TenggaraNews.com, KENDARI – Tahapan verifikasi faktual (Vertual) terhadap partai politik (Parpol) baru, yang akan menjadi peserta Pemilu 2019 mendatang mulai dilakukan Komisi Pemilihan Umum (KPU) Provinsi Sulawesi Tenggara (Sultra). Untuk itu, pihak penyelenggara mengunjungi Kantor Dewan Pimpinan Wilayah (DPW) Partai Perindo, Sabtu 16 Desember 2017.
Ketua KPU Sultra, Hidayatullah mengatakan, ada tiga komponen prasyarat yang harus dipenuhi oleh tiap Parpol baru. Hal tersebut sesuai dengan Peraturan KPU (PKPU) Nomor 7 Tahun 2017.
“Ketiga komponen tersebut yakni jumlah dan susunan kepengurusan tingkat Provinsi, keterwakilan 30 persen perempuan ditingkat pengurus, dan keabsahan domsiili Kantor atau Sekretariat,” kata Dayat, sapaan akrab Ketua KPU Sultra.
Menurut dia,Vertual tersebut dilakukan selama sepekan. Untuk domisili sekretariat Parpol, akan berlanjut hingga tahapan akhir Pemilu, pada 20 Oktober 2019 mendatang, sesuai dengan laporan domisili yang diajukan ke pihaknya.

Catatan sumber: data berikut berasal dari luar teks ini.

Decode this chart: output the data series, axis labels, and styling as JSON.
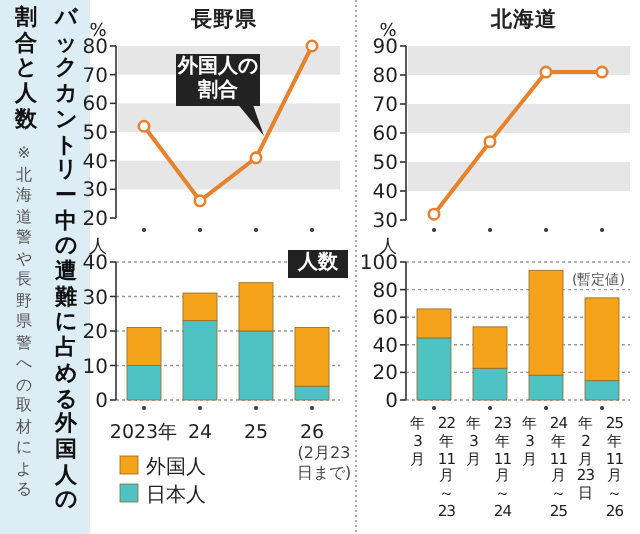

“jadi kita pastikan hasil verifikasi di Tanggal 22-23 Desember. Jika memenuhi persyaratan, maka yang bersangkutan (Parpol, red) tidak perlu melakukan perbaikan. Tapi, jika ada yang perlu dibenahi, maka boleh saja dilakukan perbaikan. Fasilitas kantor saat ini jadi pengecualian, dan tidak mengugurkan jika belum dipenuhi, yang pasti 3 komponen ini yang jadi prasyarat utama,” beber Dayat.
Ketua DPW Partai Perindo Sultra, Jafray Bittikaka mengaku optimis lolos tahap verifikasi, karena pihaknya sudah melakukan sejumlah persiapan jauh sebelum dinyatakan lolos ke tahap verifikasi kali ini
“Optimisme kami sejak 2 tahun yang lalu, dibarengi dengan persiapan-persiapan yang matang. Karena itu, kami apresiasi dan menyambut baik hal ini,” terangnya.

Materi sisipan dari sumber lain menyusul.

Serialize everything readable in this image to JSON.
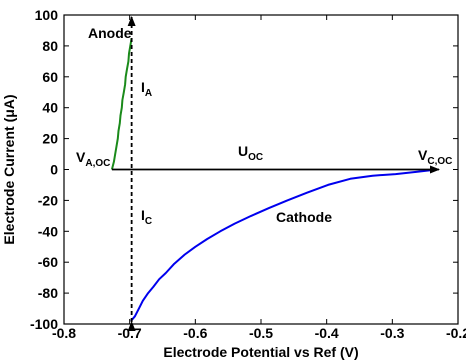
{
  "chart_data": {
    "type": "line",
    "title": "",
    "xlabel": "Electrode Potential vs Ref (V)",
    "ylabel": "Electrode Current (μA)",
    "xlim": [
      -0.8,
      -0.2
    ],
    "ylim": [
      -100,
      100
    ],
    "x_ticks": [
      -0.8,
      -0.7,
      -0.6,
      -0.5,
      -0.4,
      -0.3,
      -0.2
    ],
    "x_tick_labels": [
      "-0.8",
      "-0.7",
      "-0.6",
      "-0.5",
      "-0.4",
      "-0.3",
      "-0.2"
    ],
    "y_ticks": [
      -100,
      -80,
      -60,
      -40,
      -20,
      0,
      20,
      40,
      60,
      80,
      100
    ],
    "y_tick_labels": [
      "-100",
      "-80",
      "-60",
      "-40",
      "-20",
      "0",
      "20",
      "40",
      "60",
      "80",
      "100"
    ],
    "grid": false,
    "series": [
      {
        "name": "Anode",
        "color": "#1a8a1a",
        "x": [
          -0.727,
          -0.724,
          -0.722,
          -0.72,
          -0.718,
          -0.717,
          -0.715,
          -0.714,
          -0.712,
          -0.711,
          -0.709,
          -0.707,
          -0.706,
          -0.704,
          -0.702,
          -0.701,
          -0.699,
          -0.697
        ],
        "y": [
          0,
          5,
          10,
          15,
          20,
          25,
          30,
          35,
          40,
          45,
          50,
          55,
          60,
          65,
          70,
          75,
          80,
          85
        ]
      },
      {
        "name": "Cathode",
        "color": "#0000ee",
        "x": [
          -0.698,
          -0.692,
          -0.686,
          -0.68,
          -0.672,
          -0.664,
          -0.655,
          -0.645,
          -0.632,
          -0.616,
          -0.6,
          -0.582,
          -0.562,
          -0.54,
          -0.515,
          -0.488,
          -0.46,
          -0.43,
          -0.398,
          -0.364,
          -0.33,
          -0.295,
          -0.262,
          -0.232
        ],
        "y": [
          -98,
          -95,
          -90,
          -85,
          -80,
          -76,
          -71,
          -67,
          -61,
          -55,
          -50,
          -45,
          -40,
          -35,
          -30,
          -25,
          -20,
          -15,
          -10,
          -6,
          -4,
          -3,
          -1.5,
          0
        ]
      }
    ],
    "annotations": {
      "anode": "Anode",
      "cathode": "Cathode",
      "i_a": "I",
      "i_a_sub": "A",
      "i_c": "I",
      "i_c_sub": "C",
      "u_oc": "U",
      "u_oc_sub": "OC",
      "v_a": "V",
      "v_a_sub": "A,OC",
      "v_c": "V",
      "v_c_sub": "C,OC"
    },
    "current_arrow": {
      "x": -0.697,
      "y_from": -100,
      "y_to": 100
    },
    "voltage_arrow": {
      "y": 0,
      "x_from": -0.727,
      "x_to": -0.232
    }
  }
}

Untuk diketahui, vertual yang dilakukan KPU Sultra di DPW Perindo dihadiri instrumen DPD Partai Perindo Kabupaten/kota, serta sejumlah sayap Partai Perindo.
Keabsahan kepengurusan dilakukan dengan memverifikasi struktur kepengurusan inti yang terdiri dari Ketua, Sekretaris, dan Bendahara. Detail tekhnis juga dilakukan dengan mencocokkan kartu keanggotaan partai, KTP, NIK.